Ecolab Is Stronger Than It Once Was
We don’t want to imply that Ecolab (NYSE:ECL) was ever a weak company because it wasn’t but it is one emerging from the pandemic in better shape than when it struck. The company has been pursuing cost-cuts and repositioning efforts to better-serve the new “normal” and those efforts are paying off. While business is still impacted by the pandemic the company is in a position to leverage its revenue into accelerated earnings growth once the reopening gets underway. And get underway it shall as the forecast for vaccinations is improving daily.
Ecolab Misses On The Top And Bottom Lines
Ecolab missed the Q4 consensus on the top and bottom lines but there are a couple of takeaways to consider we think will mitigate the miss. The first is that the $3.07 billion in net revenue only missed by a128 basis points, that’s not too bad considering the company’s business is heavily impacted by the virus. The hospitality/restaurant segment of the business is the lion’s share of revenue and one yet to truly rebound, and one expected to rebound strongly when it does.
The second is that revenue is up on a sequential basis with YOY declines quickly dissipating. On a YOY basis, the -5.2% reported is much better than the -28% and -20% reported in the 2nd and 3rd quarter of the year which puts a return to growth well within sight. The third takeaway is that there is only one more quarter of tough comps. Comps in the fiscal 2nd quarter will be against COVID-impacted results which set the company up for robust YOY revenue and earnings growth. Finally, with the rebound expected to begin in the 2nd quarter both 2021 revenue and earnings growth will likely outpace consensus all year.
On the bottom line, the GAAP and Adjusted EPS both missed by slim $0.02 margins but there is a takeaway to consider here, as well. The company’s earnings were impacted by the pandemic but are positive and cash flow is growing. Not only that but the company’s free-cash-flow is running near 80% of income and growing as well.
“We expect to see the beginning of the COVID-19 recovery in our global end markets starting in the second quarter but believe it will take several quarters to fully realize a new normal ... we believe that our strong new business wins, product and service innovation, investments in new hygiene and digital technologies, and successful sales and profit initiatives will deliver full year 2021 earnings above 2019 results ... with the first quarter year-on-year percentage decline showing modest sequential improvement from the fourth quarter and the remaining quarters of 2021 showing strong year-on-year growth,” said Christophe Beck, Ecolab’s president and chief executive officer.

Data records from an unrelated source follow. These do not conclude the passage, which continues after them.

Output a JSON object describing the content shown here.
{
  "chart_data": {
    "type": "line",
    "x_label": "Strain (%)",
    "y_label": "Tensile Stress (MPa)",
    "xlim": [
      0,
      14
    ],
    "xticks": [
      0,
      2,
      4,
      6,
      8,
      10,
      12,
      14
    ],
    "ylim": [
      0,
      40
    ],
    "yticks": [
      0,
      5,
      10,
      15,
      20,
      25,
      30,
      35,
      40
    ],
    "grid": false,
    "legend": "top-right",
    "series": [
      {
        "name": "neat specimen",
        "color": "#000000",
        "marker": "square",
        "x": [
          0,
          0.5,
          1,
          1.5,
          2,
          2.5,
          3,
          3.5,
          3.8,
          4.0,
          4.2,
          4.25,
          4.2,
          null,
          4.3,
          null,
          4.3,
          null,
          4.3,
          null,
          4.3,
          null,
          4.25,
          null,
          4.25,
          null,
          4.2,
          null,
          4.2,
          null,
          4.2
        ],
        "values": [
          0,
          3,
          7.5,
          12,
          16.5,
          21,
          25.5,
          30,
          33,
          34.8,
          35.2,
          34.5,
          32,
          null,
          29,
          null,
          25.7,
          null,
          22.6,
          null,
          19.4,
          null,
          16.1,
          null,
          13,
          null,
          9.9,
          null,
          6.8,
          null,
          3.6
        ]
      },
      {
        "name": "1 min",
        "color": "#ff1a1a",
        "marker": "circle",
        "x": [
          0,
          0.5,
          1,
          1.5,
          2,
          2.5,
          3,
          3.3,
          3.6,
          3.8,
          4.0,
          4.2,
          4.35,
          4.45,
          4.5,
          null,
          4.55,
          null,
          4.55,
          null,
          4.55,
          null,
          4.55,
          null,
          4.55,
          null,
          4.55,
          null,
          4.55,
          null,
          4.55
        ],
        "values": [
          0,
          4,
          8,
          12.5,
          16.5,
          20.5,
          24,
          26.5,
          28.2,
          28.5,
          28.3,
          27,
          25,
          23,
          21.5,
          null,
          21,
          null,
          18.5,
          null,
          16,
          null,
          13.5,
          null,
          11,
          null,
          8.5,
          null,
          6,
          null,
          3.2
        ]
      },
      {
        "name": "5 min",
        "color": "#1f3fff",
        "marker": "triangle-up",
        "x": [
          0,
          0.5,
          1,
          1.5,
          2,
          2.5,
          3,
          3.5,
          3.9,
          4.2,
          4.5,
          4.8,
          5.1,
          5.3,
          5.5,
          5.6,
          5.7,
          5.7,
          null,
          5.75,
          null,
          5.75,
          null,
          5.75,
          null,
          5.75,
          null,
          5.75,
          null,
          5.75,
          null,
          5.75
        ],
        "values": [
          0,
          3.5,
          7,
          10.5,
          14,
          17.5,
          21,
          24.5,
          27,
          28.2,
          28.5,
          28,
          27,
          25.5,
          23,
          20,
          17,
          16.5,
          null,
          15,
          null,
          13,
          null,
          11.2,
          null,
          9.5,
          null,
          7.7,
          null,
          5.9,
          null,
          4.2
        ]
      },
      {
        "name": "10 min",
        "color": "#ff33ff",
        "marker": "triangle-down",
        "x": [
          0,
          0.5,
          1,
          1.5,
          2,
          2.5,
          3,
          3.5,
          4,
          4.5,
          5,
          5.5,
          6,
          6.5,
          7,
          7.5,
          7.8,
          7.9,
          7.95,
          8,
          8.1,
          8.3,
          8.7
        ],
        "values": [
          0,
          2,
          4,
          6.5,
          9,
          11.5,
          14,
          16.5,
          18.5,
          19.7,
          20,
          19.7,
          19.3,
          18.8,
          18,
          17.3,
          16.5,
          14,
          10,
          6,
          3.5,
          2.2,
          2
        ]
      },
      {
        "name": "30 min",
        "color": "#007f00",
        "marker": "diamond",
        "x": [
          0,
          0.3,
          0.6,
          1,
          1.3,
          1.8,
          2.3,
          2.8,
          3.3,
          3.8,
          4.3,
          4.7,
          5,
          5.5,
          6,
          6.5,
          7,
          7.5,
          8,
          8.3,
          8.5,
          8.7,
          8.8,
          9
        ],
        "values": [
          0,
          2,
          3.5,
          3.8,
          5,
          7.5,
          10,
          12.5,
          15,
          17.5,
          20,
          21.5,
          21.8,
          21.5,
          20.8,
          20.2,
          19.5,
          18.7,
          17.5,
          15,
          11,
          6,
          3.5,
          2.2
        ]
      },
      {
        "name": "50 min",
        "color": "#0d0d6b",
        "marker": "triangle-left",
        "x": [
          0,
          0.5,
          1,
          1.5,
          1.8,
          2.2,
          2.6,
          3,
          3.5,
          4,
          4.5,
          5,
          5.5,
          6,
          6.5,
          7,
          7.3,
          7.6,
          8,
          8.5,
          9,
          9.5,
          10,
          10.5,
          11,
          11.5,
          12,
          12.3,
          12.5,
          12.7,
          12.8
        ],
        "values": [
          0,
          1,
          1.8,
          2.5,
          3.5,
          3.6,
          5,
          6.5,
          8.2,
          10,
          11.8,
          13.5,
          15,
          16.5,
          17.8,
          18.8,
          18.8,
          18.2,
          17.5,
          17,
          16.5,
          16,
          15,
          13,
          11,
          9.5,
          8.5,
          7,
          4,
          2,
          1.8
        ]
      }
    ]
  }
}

Ecolab Has A Safely Growing Yield
Ecolab is a Dividend Aristocrat with nearly 30 years of consecutive increases in its dividend history. That alone speaks volumes to the dividend’s safety if not the yield which is roughly 0.90% with shares trading near $215. While we think the yield is a bit low it is compounded by a positive outlook for growth. The last two increases have been below average in the face of improving cash-flow which makes us think a larger than average increase could be in the works. The next increase is due in December of 2021. Until then investors can sleep well knowing the payout from Ecolab is safe.
The Technical Outlook: Ecolab Is Another Range-Bound Stock
Shares of Ecolab have been in a trading range since hitting the summer-2020 high and appear to be stuck in that range. The company’s Q4 results and 2021 outlook did little to catalyze the market and now shares are dipping. IN the near-term, investors might expect to see this stock move lower and test the mid-point of the range if not lower levels. The mid-point of the range is near the $200 mark, a move below that level may lead the stock down to the low $180’s.